Mark, while I'm very sympathetic to parts of what you are saying, let's 
not weaken the argument by overstating it.

- I have a DEC VT320 on the desk in my office.  It supports 8859-1.  In
hardware.  It is definitely a US, and US-ASCII, terminal. 

- I am sitting in front of an IBM PC clone, worth about $600 in street 
price, including its VGA monitor.  I am running kermit on it, with a 
street price of $0.  It supports ISO 8859-1 (and, incidentally, several 
other 8859 character sets, including that of the Cyrillic persuasion.

There are a very large, and growing, number of these kinds of devices
around.  They may never support Unicode or 10646, but they do support
8859-n for selected values of n, almost always including "1".

Now, if what you are saying is consistent with "there are a lot of 
people here who have gotten this capability without (a) wanting it, (b) 
realizing it, and (c) giving a d--m about whether or not they have it, 
I'd have to agree with you.  But the capability is very much here.

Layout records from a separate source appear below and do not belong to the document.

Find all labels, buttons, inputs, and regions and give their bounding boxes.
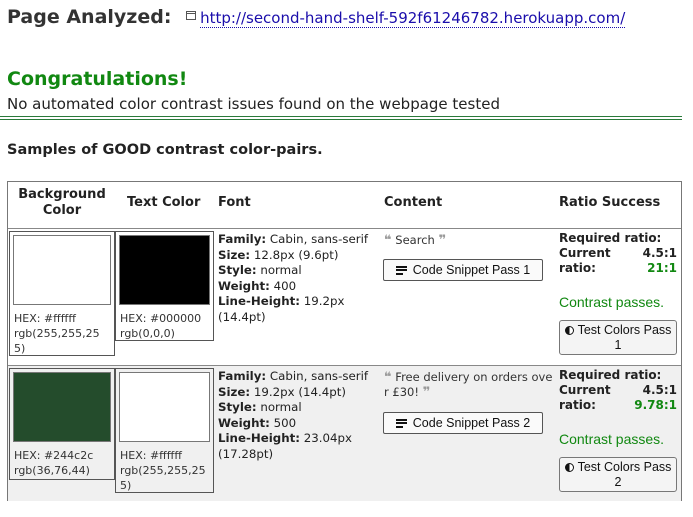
contrast-passes-text: Contrast passes. xyxy=(559,431,665,447)
required-ratio-label: Required ratio: xyxy=(559,368,662,382)
open-quote-icon: ❝ xyxy=(384,370,392,385)
current-ratio-value: 21:1 xyxy=(647,261,677,275)
required-ratio-label: Required ratio: xyxy=(559,231,662,245)
background-swatch-cell: HEX: #244c2c rgb(36,76,44) xyxy=(9,368,115,480)
lines-icon xyxy=(395,418,407,428)
header-text-color: Text Color xyxy=(127,195,201,210)
background-hex-info: HEX: #ffffff rgb(255,255,255) xyxy=(14,312,100,355)
header-ratio-success: Ratio Success xyxy=(559,195,661,210)
lines-icon xyxy=(395,265,407,275)
font-info: Family: Cabin, sans-serif Size: 12.8px (… xyxy=(218,232,369,324)
text-hex-info: HEX: #ffffff rgb(255,255,255) xyxy=(120,449,206,492)
contrast-table: Background Color Text Color Font Content… xyxy=(7,181,682,501)
code-snippet-button[interactable]: Code Snippet Pass 2 xyxy=(383,412,543,434)
text-color-swatch xyxy=(119,372,210,442)
header-content: Content xyxy=(384,195,443,210)
divider xyxy=(0,116,682,120)
close-quote-icon: ❞ xyxy=(438,233,447,248)
test-colors-button[interactable]: Test Colors Pass 2 xyxy=(559,457,677,492)
analyzed-url-link[interactable]: http://second-hand-shelf-592f61246782.he… xyxy=(200,9,626,28)
external-link-icon xyxy=(186,11,197,20)
text-hex-info: HEX: #000000 rgb(0,0,0) xyxy=(120,312,202,340)
header-background-color: Background Color xyxy=(18,187,106,218)
content-sample: ❝ Free delivery on orders over £30! ❞ xyxy=(384,370,553,400)
contrast-icon xyxy=(564,463,574,472)
ratio-cell: Required ratio: Current ratio: 4.5:1 9.7… xyxy=(559,368,677,498)
test-colors-button[interactable]: Test Colors Pass 1 xyxy=(559,320,677,355)
samples-heading: Samples of GOOD contrast color-pairs. xyxy=(7,142,323,158)
content-sample: ❝ Search ❞ xyxy=(384,233,447,248)
ratio-cell: Required ratio: Current ratio: 4.5:1 21:… xyxy=(559,231,677,361)
close-quote-icon: ❞ xyxy=(422,385,431,400)
contrast-passes-text: Contrast passes. xyxy=(559,294,665,310)
background-hex-info: HEX: #244c2c rgb(36,76,44) xyxy=(14,449,94,477)
page-analyzed-label: Page Analyzed: xyxy=(7,6,172,28)
background-color-swatch xyxy=(13,235,111,305)
page-analyzed-header: Page Analyzed: http://second-hand-shelf-… xyxy=(7,6,626,28)
background-swatch-cell: HEX: #ffffff rgb(255,255,255) xyxy=(9,231,115,356)
contrast-icon xyxy=(564,326,574,335)
code-snippet-button[interactable]: Code Snippet Pass 1 xyxy=(383,259,543,281)
header-font: Font xyxy=(218,195,251,210)
congratulations-heading: Congratulations! xyxy=(7,68,188,90)
font-info: Family: Cabin, sans-serif Size: 19.2px (… xyxy=(218,369,369,461)
current-ratio-value: 9.78:1 xyxy=(634,398,677,412)
text-color-swatch xyxy=(119,235,210,305)
current-ratio-label: Current ratio: xyxy=(559,246,611,275)
table-row: HEX: #244c2c rgb(36,76,44) HEX: #ffffff rg… xyxy=(8,365,681,501)
current-ratio-label: Current ratio: xyxy=(559,383,611,412)
table-row: HEX: #ffffff rgb(255,255,255) HEX: #00000… xyxy=(8,228,681,364)
required-ratio-value: 4.5:1 xyxy=(642,383,677,397)
background-color-swatch xyxy=(13,372,111,442)
open-quote-icon: ❝ xyxy=(384,233,392,248)
no-issues-message: No automated color contrast issues found… xyxy=(7,95,500,113)
text-swatch-cell: HEX: #000000 rgb(0,0,0) xyxy=(115,231,214,341)
required-ratio-value: 4.5:1 xyxy=(642,246,677,260)
text-swatch-cell: HEX: #ffffff rgb(255,255,255) xyxy=(115,368,214,493)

  Speaking as an instance of an American, I would prefer to see Patrik's
or Keld's names spelled the way they spell them, without either having
to consult my little chart of 646 NLVs (most people in this country
don't know where to find such a chart) or, worse yet, trying to deduce
what a character shredder did to them.  And, if a lot of people in this
country don't learn to be at least that tolerant and interested (it
isn't much), the trends in the economy have only one way to go.